The nationalization of the economy did not end on Armistice Day. The railroads remained public in all but name. The Shipping Board continued on for over a decade. The War Finance Corporation turned to subsidizing exports to Europe and ended up providing credit to American farmers before going out of business in 1925.

The Second World War brought more controls. The scholar Edwin Corwin noted that the war led the federal government to do the following:

  • assume the right to condemn property for its own wartime uses
  • make manufacturers fulfill mandatory orders
  • commandeer any private plant deemed essential for war
  • fix the prices paid for its products
  • absorb “excess” profits by taxation
  • control the flow of raw materials to manufacturers
  • set hours of work
  • fix wages
  • establish working conditions
  • withhold manpower from a plant
  • mandate maximum prices and rents through the Office of Price Administration.

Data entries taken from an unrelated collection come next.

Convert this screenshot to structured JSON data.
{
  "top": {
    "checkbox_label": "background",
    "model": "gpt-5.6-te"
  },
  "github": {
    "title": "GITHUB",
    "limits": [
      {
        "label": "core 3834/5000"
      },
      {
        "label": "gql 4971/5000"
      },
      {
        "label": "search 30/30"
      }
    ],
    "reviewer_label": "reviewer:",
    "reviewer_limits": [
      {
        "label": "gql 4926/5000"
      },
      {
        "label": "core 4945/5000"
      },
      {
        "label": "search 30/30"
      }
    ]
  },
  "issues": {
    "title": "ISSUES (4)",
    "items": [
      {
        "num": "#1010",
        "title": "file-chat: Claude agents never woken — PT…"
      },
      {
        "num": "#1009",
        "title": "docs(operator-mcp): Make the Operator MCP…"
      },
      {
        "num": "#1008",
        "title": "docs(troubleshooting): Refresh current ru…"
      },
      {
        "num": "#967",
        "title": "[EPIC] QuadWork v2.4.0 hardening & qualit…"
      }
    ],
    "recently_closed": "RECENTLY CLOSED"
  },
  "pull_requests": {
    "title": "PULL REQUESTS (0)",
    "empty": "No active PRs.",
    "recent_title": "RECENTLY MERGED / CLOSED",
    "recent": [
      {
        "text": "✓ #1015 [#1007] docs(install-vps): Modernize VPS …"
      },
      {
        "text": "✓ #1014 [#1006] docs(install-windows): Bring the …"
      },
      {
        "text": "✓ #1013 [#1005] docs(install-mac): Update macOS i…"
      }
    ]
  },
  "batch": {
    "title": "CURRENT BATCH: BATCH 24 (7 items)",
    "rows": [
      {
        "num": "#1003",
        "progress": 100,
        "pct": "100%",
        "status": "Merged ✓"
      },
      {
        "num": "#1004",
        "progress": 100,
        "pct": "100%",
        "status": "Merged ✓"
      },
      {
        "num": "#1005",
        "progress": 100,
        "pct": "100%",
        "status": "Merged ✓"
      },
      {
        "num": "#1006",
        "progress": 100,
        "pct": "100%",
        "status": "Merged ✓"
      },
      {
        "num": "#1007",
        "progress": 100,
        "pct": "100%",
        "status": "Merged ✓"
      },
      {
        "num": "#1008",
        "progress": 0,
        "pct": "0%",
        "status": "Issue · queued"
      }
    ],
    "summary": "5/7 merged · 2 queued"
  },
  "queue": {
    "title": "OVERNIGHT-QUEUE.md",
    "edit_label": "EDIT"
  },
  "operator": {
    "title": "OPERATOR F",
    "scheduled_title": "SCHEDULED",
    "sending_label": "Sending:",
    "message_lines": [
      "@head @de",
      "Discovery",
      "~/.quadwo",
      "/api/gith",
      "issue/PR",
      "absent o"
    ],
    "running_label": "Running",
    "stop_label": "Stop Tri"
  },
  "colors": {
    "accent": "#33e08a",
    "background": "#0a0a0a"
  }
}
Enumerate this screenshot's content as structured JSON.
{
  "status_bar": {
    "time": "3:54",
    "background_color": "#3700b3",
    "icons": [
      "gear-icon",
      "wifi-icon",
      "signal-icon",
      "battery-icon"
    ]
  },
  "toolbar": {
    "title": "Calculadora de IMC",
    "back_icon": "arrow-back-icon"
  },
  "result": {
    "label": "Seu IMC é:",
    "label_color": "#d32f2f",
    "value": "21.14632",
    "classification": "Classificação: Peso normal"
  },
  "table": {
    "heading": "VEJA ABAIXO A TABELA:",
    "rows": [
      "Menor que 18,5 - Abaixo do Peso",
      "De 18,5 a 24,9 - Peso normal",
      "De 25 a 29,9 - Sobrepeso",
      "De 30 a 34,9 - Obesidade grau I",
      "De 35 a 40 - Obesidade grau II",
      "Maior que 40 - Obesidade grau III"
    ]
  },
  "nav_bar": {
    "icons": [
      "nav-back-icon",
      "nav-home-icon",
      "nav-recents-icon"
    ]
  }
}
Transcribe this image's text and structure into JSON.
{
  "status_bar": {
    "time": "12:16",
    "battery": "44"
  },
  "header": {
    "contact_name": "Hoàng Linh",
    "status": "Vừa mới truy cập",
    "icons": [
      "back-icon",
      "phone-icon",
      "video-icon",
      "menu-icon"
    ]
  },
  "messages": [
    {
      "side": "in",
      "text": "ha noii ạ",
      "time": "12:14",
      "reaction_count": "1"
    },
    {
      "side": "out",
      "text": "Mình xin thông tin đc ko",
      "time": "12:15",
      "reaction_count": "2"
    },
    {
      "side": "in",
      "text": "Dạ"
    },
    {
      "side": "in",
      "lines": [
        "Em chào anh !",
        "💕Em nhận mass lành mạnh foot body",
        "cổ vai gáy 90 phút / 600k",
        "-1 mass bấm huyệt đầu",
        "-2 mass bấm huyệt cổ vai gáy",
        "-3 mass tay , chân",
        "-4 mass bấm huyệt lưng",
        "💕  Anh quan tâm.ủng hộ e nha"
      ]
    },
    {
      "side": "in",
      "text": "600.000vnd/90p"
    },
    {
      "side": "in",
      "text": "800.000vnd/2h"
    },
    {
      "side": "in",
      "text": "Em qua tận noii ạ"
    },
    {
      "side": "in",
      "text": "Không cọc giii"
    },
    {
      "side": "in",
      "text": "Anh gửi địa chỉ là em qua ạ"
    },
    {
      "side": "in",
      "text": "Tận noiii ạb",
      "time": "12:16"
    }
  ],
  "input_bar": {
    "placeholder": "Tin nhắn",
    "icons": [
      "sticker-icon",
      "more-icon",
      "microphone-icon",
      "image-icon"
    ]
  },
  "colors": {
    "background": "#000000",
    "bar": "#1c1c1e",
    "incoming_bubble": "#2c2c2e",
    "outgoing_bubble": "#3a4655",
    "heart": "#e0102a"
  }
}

Much of “war socialism” ended along with victory over Japan. But not all of it. Current rent controls in New York City are a legacy of that era. More important was the lesson learned by elites. Big government had won the Big One. Why shouldn’t government reassert control over the economy in the interests of justice and prosperity? The authors of the New Frontier and the Great Society learned to love collective coercion at the Office of Price Administration.

We can hope that the coming war on terrorism will not be like past wars, that our liberties won’t be sacrificed in the drive to victory. But some signs are not good. The bailout of the airlines could lead to public control or ownership of that industry. The new federal Office of Homeland Security, to counter terrorism in America, will expand as time goes on. It will never be dismantled. The federal government, in many ways, will balloon as this war goes on.

If sacrifices of our liberties are demanded, we should ask whether they are absolutely necessary. Americans can support a just war against terrorism and still have jealous regard for hard-won liberties.

The terrorists struck at two symbols of America: 1) its military might, and 2) its economic freedom and prosperity. We are now called upon to make war on the terrorists. If this war leads to an expansion of government control over the economy, the terrorists will have won by making us betray our deepest values. We should not forget that we are fighting this war to protect America in all its aspects: political, civil and economic.

John Samples is director of the Center for Representative Government at the Cato Institute.